Earlier we saw that the removed text was overlayed with a black background. However, this color is configurable. As we know the background of the text is white in our file, we’ll force the overlay to be white. The beginning of the treatment will be similar to what we did earlier, except that we’ll search for the text Baeldung tutorials.
先前我们看到,被删除的文本是用黑色背景覆盖的。然而,这个颜色是可以配置的。因为我们知道在我们的文件中文本的背景是白色的,所以我们将强制覆盖为白色。处理的开始将与我们先前所做的类似,只是我们将搜索文本Baeldung tutorials。
However, after calling autoSweepCleanUp(), we’ll query the strategy to get the location of the removed code. We’ll then instantiate a PdfCanvas which will contain the replacement text HIDDEN. Additionally, we’ll remove the top margin to have it a bit better aligned with the original text. The default alignment is indeed not so good. Let’s look at the resulting code:
然而,在调用autoSweepCleanUp()之后,我们将查询策略以获得被删除的代码的位置。然后我们将实例化一个PdfCanvas,它将包含替换的文本HIDDEN。此外,我们将删除顶部的空白,使其与原始文本更好地对齐。默认的对齐方式确实不是那么好。让我们看一下结果代码。

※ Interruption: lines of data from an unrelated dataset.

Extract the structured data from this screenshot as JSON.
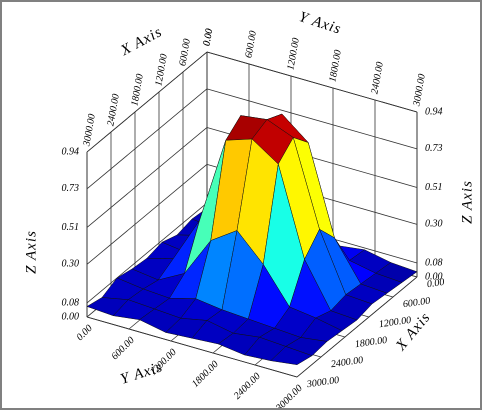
{
  "chart_data": {
    "type": "surface3d",
    "x_label": "X Axis",
    "y_label": "Y Axis",
    "z_label": "Z Axis",
    "x": [
      0,
      375,
      750,
      1125,
      1500,
      1875,
      2250,
      2625,
      3000
    ],
    "y": [
      0,
      375,
      750,
      1125,
      1500,
      1875,
      2250,
      2625,
      3000
    ],
    "z": [
      [
        0.05,
        0.07,
        0.04,
        0.08,
        0.06,
        0.05,
        0.07,
        0.04,
        0.03
      ],
      [
        0.06,
        0.04,
        0.09,
        0.25,
        0.35,
        0.22,
        0.08,
        0.05,
        0.04
      ],
      [
        0.04,
        0.08,
        0.3,
        0.8,
        0.9,
        0.78,
        0.28,
        0.06,
        0.05
      ],
      [
        0.07,
        0.05,
        0.45,
        0.92,
        0.94,
        0.88,
        0.4,
        0.07,
        0.06
      ],
      [
        0.05,
        0.09,
        0.35,
        0.85,
        0.9,
        0.8,
        0.3,
        0.05,
        0.04
      ],
      [
        0.06,
        0.04,
        0.12,
        0.35,
        0.45,
        0.3,
        0.1,
        0.08,
        0.05
      ],
      [
        0.08,
        0.06,
        0.05,
        0.09,
        0.07,
        0.06,
        0.05,
        0.04,
        0.06
      ],
      [
        0.04,
        0.07,
        0.06,
        0.05,
        0.08,
        0.05,
        0.07,
        0.06,
        0.05
      ],
      [
        0.06,
        0.05,
        0.07,
        0.04,
        0.05,
        0.06,
        0.04,
        0.05,
        0.07
      ]
    ],
    "xlim": [
      0,
      3000
    ],
    "ylim": [
      0,
      3000
    ],
    "zlim": [
      0,
      0.94
    ],
    "xticks": [
      {
        "value": 0,
        "label": "0.00"
      },
      {
        "value": 600,
        "label": "600.00"
      },
      {
        "value": 1200,
        "label": "1200.00"
      },
      {
        "value": 1800,
        "label": "1800.00"
      },
      {
        "value": 2400,
        "label": "2400.00"
      },
      {
        "value": 3000,
        "label": "3000.00"
      }
    ],
    "yticks": [
      {
        "value": 0,
        "label": "0.00"
      },
      {
        "value": 600,
        "label": "600.00"
      },
      {
        "value": 1200,
        "label": "1200.00"
      },
      {
        "value": 1800,
        "label": "1800.00"
      },
      {
        "value": 2400,
        "label": "2400.00"
      },
      {
        "value": 3000,
        "label": "3000.00"
      }
    ],
    "zticks": [
      {
        "value": 0,
        "label": "0.00"
      },
      {
        "value": 0.08,
        "label": "0.08"
      },
      {
        "value": 0.3,
        "label": "0.30"
      },
      {
        "value": 0.51,
        "label": "0.51"
      },
      {
        "value": 0.73,
        "label": "0.73"
      },
      {
        "value": 0.94,
        "label": "0.94"
      }
    ],
    "grid": true
  }
}
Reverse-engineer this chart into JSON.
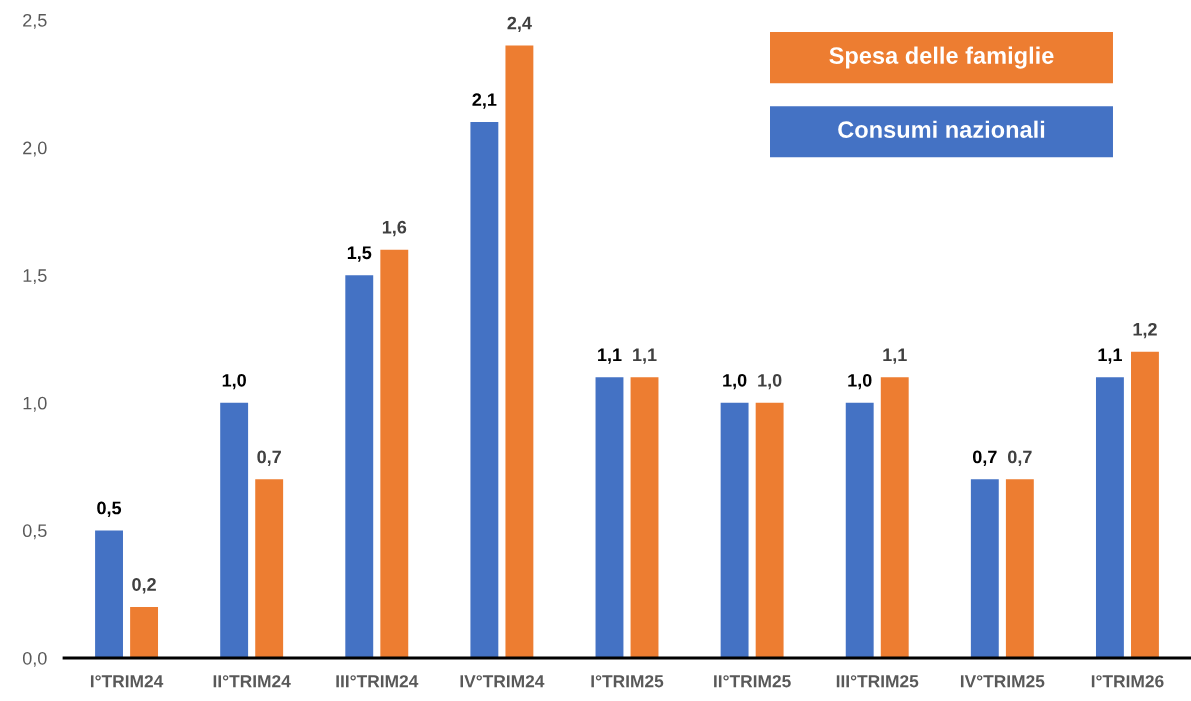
{
  "chart_data": {
    "type": "bar",
    "categories": [
      "I°TRIM24",
      "II°TRIM24",
      "III°TRIM24",
      "IV°TRIM24",
      "I°TRIM25",
      "II°TRIM25",
      "III°TRIM25",
      "IV°TRIM25",
      "I°TRIM26"
    ],
    "series": [
      {
        "name": "Consumi nazionali",
        "color": "#4472c4",
        "values": [
          0.5,
          1.0,
          1.5,
          2.1,
          1.1,
          1.0,
          1.0,
          0.7,
          1.1
        ],
        "value_labels": [
          "0,5",
          "1,0",
          "1,5",
          "2,1",
          "1,1",
          "1,0",
          "1,0",
          "0,7",
          "1,1"
        ]
      },
      {
        "name": "Spesa delle famiglie",
        "color": "#ed7d31",
        "values": [
          0.2,
          0.7,
          1.6,
          2.4,
          1.1,
          1.0,
          1.1,
          0.7,
          1.2
        ],
        "value_labels": [
          "0,2",
          "0,7",
          "1,6",
          "2,4",
          "1,1",
          "1,0",
          "1,1",
          "0,7",
          "1,2"
        ]
      }
    ],
    "ylim": [
      0,
      2.5
    ],
    "yticks": [
      {
        "value": 0,
        "label": "0,0"
      },
      {
        "value": 0.5,
        "label": "0,5"
      },
      {
        "value": 1.0,
        "label": "1,0"
      },
      {
        "value": 1.5,
        "label": "1,5"
      },
      {
        "value": 2.0,
        "label": "2,0"
      },
      {
        "value": 2.5,
        "label": "2,5"
      }
    ],
    "grid": false,
    "legend": "top right"
  }
}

CompositeCleanupStrategy strategy = new CompositeCleanupStrategy();
strategy.add(new RegexBasedCleanupStrategy("Baeldung").setRedactionColor(ColorConstants.WHITE));
PdfCleaner.autoSweepCleanUp(pdfDocument, strategy);
for (IPdfTextLocation location : strategy.getResultantLocations()) {
PdfPage page = pdfDocument.getPage(location.getPageNumber() + 1);
PdfCanvas pdfCanvas = new PdfCanvas(page.newContentStreamAfter(), page.getResources(), page.getDocument());
Canvas canvas = new Canvas(pdfCanvas, location.getRectangle());
canvas.add(new Paragraph("HIDDEN").setFontSize(8)
.setMarginTop(0f));
}
And we can have a look at the file:
我们可以看一下这个文件。
7. Conclusion
7.结语
In this tutorial, we’ve seen how to edit the content of a PDF file. We’ve seen that we can add new content, remove existing content, and even replace text in the original file with a new one.
在本教程中,我们已经看到如何编辑PDF文件的内容。我们已经看到,我们可以添加新的内容,删除现有的内容,甚至用新的内容替换原始文件中的文本。
As always, the code for this article can be found over on GitHub.
像往常一样,本文的代码可以在GitHub上找到over。